# What is $P\left(|\bar{x}-\mu|\leq 1.5\frac{0.2}{\sqrt{16}}\right)$ equal to?

I'm having a question regarding normalizing the distribution in 2-tailed test.

I have $$\mu=3.3$$, $$\sigma = 0.2$$ and $$n=16$$. I need to determine

$$P\left(|\bar{x}-\mu|\leq 1.5\frac{0.2}{\sqrt{16}}\right).$$

My work:

$$P\left(|\bar{x}-\mu|\leq 1.5\frac{0.2}{\sqrt{16}}\right)=P\left(-1.5\frac{0.2}{\sqrt{16}} \leq \bar{x}-\mu\leq 1.5\frac{0.2}{\sqrt{16}}\right)=2\Phi(1.5)-1.$$

My friend's work:

$$P\left(|\bar{x}-\mu|\leq 1.5\frac{0.2}{\sqrt{16}}\right)=P(|Z|<1.5)=\Phi(1.5).$$

Which one do you think is correct? I think I have to expand the absolute sign, but my friend did not think like that.
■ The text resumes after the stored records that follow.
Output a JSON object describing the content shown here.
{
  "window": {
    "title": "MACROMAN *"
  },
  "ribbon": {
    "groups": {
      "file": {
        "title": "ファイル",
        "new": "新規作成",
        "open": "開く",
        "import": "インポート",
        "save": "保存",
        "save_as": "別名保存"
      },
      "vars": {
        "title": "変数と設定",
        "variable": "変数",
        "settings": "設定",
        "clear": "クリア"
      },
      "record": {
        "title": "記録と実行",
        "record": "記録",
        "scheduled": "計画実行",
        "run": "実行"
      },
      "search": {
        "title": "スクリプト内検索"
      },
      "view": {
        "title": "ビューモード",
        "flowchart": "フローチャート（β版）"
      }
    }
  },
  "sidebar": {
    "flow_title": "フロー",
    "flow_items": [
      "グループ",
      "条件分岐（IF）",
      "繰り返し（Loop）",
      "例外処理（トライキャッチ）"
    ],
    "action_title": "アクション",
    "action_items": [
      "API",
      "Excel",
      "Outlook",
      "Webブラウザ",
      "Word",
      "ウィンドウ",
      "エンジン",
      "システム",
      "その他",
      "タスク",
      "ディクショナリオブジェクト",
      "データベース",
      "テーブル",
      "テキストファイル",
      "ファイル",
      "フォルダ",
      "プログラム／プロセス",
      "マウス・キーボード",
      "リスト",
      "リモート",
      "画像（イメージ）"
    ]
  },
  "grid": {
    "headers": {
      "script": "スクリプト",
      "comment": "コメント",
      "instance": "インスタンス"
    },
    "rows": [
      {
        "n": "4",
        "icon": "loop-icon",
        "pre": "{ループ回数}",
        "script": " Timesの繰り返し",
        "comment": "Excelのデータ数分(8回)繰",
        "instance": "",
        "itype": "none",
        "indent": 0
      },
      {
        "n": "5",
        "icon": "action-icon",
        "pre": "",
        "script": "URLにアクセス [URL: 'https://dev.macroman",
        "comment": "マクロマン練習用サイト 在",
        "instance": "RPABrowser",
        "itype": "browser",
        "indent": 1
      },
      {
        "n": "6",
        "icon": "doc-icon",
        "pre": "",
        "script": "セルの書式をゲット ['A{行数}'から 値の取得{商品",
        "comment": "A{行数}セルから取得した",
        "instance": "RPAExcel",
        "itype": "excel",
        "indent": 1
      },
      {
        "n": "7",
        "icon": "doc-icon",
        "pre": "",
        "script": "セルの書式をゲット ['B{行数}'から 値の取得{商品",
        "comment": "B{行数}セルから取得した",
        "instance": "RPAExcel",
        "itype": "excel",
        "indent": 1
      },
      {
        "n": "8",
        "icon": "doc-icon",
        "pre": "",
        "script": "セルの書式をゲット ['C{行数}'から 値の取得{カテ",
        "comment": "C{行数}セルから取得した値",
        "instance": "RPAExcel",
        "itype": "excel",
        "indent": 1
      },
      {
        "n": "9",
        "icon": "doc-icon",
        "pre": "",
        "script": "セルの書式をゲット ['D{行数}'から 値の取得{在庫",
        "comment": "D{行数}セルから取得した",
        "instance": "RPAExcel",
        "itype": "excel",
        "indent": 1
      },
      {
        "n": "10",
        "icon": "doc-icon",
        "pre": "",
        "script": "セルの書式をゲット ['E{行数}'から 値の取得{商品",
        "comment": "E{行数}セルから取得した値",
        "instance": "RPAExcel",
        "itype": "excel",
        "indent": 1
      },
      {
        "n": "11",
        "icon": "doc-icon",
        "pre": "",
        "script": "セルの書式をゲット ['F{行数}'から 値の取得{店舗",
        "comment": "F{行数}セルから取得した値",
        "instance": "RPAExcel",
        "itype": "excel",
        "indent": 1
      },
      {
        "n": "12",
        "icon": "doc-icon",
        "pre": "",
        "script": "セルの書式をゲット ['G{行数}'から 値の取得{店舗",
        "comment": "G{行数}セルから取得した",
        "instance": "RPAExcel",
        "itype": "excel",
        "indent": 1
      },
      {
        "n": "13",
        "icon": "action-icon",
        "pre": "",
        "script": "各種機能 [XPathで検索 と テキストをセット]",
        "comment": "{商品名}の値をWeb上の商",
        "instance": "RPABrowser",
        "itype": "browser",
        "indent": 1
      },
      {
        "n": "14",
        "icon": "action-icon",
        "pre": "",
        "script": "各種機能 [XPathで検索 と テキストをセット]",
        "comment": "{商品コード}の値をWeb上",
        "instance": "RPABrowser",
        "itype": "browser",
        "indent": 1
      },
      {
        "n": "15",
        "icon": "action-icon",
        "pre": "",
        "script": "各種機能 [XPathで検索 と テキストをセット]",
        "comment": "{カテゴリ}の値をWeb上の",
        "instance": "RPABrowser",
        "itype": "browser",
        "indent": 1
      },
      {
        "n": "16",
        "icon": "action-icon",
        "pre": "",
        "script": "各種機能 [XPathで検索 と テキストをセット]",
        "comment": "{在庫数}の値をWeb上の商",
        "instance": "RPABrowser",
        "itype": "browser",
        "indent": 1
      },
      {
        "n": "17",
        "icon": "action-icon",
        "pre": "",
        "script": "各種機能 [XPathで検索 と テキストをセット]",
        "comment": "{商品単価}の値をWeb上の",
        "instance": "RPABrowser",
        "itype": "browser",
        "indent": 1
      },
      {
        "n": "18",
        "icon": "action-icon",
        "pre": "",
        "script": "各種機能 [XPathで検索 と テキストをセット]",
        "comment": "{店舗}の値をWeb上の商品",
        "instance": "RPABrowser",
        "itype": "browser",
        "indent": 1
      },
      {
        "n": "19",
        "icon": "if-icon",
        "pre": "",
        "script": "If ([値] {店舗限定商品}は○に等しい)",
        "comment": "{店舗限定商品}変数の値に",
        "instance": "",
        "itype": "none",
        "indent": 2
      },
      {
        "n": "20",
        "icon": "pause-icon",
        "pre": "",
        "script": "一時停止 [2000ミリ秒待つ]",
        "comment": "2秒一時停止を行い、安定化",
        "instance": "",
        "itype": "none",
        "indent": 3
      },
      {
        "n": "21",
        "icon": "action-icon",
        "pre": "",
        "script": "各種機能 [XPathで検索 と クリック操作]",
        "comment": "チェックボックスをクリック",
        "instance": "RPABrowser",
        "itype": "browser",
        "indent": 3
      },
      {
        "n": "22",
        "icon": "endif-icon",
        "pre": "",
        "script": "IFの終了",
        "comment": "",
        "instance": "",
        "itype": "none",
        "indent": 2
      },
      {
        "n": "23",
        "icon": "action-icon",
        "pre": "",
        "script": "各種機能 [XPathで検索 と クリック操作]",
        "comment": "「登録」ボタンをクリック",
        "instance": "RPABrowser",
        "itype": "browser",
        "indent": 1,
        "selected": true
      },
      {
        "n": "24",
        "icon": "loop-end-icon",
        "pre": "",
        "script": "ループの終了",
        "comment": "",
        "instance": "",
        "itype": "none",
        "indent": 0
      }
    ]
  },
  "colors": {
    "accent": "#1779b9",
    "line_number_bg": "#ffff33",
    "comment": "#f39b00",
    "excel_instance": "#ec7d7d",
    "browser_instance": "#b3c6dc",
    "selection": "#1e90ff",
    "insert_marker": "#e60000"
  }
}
Any help is appreciated

Your friend's work is not correct for the reason that $$\Pr[Z \le 1.5] = \Phi(1.5),$$ but $$\Pr[|Z| \le 1.5] = \Phi(1.5) - \Phi(-1.5) = \Phi(1.5) - (1 - \Phi(1.5)) = 2\Phi(1.5) - 1.$$
Your computation is correct although perhaps unnecessarily complicated, since $$Z = \frac{\bar x - \mu}{\sigma/\sqrt{n}} \sim \operatorname{Normal}(0,1).$$ This assumes that the sample is in fact drawn from a normal distribution with mean $$\mu$$ and standard deviation $$\sigma$$.
For $$X$$ a normal random variable:
$$\mathbb{P}(|X|\leq x) = \mathbb{P}(-x\leq X \leq x) = 2\mathbb{P}(0\leq X \leq x)$$